Rhino Mocks on the other hand is a framework that allows classes to be mocked and stubbed. Instead of having to write stubbed implementations of class dependencies you can actually stub individual methods on mocks of those classes. So for instance if you want a method on a class dependency to return a certain value maybe from a database without having to hit the database you can simple stub that method and test the code your specifically targeting.

Sounds like a lot of work? Well it is and it isn't. It's very time consuming but it's much easier to write a test for a specific scenario than it is to find an issue on a production system with a very limited user input system (e.g. a digital instrument cluster with four buttons to drive an entire OS). So the three to four weeks of writing tests spent now should mean less head aches down the road!

Other Stuff (CAN Standards and Chassis Arrival)
I've been in contact with a few sources over the last month who have provided me with some valuable details on how CAN systems are meant to talk to each other and identifiers of standard CAN components.

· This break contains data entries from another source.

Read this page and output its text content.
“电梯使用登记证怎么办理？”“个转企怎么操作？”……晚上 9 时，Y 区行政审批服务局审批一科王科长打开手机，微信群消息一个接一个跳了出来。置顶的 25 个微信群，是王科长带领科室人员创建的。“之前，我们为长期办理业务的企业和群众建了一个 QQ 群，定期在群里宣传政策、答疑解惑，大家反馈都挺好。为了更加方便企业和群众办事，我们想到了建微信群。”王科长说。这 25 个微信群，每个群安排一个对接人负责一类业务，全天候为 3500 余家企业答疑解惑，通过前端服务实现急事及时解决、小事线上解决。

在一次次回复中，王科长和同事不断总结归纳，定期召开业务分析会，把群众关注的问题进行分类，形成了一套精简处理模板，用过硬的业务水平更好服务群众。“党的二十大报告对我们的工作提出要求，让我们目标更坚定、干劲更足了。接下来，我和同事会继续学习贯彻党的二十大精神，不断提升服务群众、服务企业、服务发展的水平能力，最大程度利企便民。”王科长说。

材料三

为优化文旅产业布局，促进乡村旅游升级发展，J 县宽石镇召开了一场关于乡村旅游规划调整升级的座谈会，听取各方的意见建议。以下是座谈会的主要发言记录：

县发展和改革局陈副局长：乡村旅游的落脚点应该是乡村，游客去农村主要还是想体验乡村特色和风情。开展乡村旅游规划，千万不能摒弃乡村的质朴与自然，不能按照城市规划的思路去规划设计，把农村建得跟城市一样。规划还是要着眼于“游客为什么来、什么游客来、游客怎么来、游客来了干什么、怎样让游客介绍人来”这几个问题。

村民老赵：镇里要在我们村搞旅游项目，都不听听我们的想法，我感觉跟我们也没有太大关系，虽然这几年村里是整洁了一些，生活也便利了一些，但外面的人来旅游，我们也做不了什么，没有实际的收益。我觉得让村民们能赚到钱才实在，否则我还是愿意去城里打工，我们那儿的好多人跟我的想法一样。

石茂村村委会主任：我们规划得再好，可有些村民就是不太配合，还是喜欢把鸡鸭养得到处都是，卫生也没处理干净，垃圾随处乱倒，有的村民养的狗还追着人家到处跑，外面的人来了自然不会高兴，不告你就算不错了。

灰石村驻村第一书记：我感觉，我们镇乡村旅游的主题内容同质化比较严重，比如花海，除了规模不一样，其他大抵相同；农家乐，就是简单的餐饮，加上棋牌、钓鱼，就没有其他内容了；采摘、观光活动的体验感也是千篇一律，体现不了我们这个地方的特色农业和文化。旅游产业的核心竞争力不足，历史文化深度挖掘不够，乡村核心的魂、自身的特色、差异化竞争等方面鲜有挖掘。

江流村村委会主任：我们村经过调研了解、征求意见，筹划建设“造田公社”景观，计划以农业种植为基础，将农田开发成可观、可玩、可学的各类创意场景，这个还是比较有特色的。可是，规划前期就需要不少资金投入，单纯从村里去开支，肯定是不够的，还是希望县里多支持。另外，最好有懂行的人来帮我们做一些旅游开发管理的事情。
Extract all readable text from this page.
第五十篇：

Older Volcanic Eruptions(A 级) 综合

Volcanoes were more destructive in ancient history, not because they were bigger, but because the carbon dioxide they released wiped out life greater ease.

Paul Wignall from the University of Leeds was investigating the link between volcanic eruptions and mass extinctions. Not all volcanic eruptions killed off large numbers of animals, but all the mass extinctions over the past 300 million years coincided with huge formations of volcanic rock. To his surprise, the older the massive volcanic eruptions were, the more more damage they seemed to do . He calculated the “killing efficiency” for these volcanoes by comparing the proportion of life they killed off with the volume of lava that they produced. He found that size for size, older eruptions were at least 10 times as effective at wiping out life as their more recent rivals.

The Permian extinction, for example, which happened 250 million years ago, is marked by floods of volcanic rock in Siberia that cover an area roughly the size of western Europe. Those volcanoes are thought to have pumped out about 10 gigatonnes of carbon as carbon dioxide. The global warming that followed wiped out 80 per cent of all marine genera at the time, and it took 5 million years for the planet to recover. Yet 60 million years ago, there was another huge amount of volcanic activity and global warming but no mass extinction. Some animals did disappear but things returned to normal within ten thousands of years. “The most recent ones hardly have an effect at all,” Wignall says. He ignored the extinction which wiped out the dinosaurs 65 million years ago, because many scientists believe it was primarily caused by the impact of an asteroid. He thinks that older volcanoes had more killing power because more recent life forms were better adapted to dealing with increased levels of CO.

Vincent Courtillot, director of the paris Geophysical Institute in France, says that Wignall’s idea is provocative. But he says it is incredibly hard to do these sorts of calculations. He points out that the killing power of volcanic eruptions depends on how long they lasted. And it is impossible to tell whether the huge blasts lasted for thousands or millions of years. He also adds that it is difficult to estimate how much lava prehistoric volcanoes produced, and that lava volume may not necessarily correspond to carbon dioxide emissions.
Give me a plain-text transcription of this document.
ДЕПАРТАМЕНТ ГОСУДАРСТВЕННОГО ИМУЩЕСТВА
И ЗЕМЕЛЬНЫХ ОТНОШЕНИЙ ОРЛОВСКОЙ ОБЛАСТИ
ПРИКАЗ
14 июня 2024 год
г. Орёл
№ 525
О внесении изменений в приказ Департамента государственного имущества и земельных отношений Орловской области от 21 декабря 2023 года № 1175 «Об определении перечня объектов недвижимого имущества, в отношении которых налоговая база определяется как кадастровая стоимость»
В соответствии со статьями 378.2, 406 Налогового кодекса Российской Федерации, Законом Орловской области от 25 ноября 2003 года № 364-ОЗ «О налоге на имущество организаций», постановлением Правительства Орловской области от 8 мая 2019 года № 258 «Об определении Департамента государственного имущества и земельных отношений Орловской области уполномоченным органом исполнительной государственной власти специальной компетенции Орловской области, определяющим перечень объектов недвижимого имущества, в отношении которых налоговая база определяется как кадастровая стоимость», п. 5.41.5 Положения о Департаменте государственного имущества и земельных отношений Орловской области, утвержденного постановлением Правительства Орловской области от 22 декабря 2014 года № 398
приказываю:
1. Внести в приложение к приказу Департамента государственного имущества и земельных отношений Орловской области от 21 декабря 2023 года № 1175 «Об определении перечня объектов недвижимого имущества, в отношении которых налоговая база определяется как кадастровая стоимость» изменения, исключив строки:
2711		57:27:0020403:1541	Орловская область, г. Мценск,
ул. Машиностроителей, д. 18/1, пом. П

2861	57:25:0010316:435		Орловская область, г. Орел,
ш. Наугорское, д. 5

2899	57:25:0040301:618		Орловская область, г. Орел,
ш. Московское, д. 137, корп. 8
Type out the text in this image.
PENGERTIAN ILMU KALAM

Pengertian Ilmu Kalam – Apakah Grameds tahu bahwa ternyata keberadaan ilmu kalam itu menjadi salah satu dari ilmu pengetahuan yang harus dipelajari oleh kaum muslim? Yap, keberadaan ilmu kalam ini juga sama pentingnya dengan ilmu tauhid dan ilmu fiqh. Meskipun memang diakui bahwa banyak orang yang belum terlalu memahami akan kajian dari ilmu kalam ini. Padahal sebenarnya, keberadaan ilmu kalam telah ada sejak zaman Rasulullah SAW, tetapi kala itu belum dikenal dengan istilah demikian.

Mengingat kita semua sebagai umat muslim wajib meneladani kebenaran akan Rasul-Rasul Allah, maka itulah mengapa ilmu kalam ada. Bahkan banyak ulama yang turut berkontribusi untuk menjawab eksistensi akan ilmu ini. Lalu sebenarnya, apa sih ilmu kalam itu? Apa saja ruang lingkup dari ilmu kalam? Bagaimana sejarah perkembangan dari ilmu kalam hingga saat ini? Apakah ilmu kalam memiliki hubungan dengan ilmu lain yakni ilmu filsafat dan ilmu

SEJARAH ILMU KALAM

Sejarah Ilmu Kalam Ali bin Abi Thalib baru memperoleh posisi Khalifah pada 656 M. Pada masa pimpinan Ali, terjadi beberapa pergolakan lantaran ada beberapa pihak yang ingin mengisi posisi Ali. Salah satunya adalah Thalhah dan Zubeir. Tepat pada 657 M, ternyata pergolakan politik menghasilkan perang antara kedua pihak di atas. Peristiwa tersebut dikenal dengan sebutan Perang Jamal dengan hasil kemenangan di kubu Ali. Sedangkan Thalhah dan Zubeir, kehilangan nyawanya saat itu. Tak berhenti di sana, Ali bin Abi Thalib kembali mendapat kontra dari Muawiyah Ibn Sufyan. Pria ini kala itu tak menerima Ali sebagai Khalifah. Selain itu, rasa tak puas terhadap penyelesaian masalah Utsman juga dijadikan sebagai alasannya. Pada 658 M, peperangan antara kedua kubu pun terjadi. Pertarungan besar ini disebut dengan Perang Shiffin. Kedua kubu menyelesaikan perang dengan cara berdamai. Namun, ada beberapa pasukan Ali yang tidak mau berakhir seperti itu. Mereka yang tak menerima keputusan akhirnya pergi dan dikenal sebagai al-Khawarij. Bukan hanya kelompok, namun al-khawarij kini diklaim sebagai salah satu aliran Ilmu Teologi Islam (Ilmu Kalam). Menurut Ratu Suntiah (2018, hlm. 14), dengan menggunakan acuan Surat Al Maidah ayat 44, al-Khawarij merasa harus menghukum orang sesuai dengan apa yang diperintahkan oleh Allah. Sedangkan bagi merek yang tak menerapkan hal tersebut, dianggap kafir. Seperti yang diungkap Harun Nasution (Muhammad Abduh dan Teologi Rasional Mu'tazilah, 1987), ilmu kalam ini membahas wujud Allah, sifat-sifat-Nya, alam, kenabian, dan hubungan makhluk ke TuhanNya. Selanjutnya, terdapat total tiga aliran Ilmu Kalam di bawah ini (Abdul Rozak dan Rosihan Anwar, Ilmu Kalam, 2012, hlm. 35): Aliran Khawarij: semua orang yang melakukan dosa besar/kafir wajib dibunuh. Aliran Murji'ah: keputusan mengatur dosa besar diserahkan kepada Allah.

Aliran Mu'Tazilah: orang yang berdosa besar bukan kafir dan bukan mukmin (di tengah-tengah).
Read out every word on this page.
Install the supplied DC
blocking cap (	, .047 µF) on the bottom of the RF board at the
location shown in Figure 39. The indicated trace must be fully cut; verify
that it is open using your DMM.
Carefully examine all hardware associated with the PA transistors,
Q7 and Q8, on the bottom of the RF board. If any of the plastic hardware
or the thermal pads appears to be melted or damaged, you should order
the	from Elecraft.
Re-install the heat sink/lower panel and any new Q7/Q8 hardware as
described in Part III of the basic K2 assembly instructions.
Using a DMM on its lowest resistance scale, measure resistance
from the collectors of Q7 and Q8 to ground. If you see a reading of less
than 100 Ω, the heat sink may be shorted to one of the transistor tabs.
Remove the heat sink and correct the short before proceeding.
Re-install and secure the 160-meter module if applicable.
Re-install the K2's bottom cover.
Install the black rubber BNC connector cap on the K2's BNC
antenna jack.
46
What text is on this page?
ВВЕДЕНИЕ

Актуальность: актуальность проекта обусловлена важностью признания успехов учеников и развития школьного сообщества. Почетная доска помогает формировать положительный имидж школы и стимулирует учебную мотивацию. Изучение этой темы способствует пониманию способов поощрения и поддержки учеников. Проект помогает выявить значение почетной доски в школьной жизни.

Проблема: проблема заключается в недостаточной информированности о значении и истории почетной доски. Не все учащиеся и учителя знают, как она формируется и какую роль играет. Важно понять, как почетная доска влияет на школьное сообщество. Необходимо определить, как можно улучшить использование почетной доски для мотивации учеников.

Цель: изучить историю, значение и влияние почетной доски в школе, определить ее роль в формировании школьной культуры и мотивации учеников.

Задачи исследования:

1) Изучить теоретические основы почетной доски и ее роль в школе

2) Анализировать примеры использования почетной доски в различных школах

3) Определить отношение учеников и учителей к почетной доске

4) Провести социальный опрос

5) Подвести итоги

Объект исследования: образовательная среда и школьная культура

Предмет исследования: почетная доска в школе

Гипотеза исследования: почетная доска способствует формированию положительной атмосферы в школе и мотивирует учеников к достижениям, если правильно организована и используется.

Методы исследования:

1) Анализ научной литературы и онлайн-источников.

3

Once I've collated all of these details into a neat package I will make another post in regards to this as it really warrants it's own post.

My shipping agent has contacted me and my Westfield SEiw chassis has arrived at the docks. I'm still going through the customs process so it will probably be later this week when I receive the chassis. There will definitely be some photos up here when I do!

I've also had some interest in me posting some source code for the program I wrote to reverse engineer CAN messages (original post). I will make another post over the next few days with some of the code used for this program.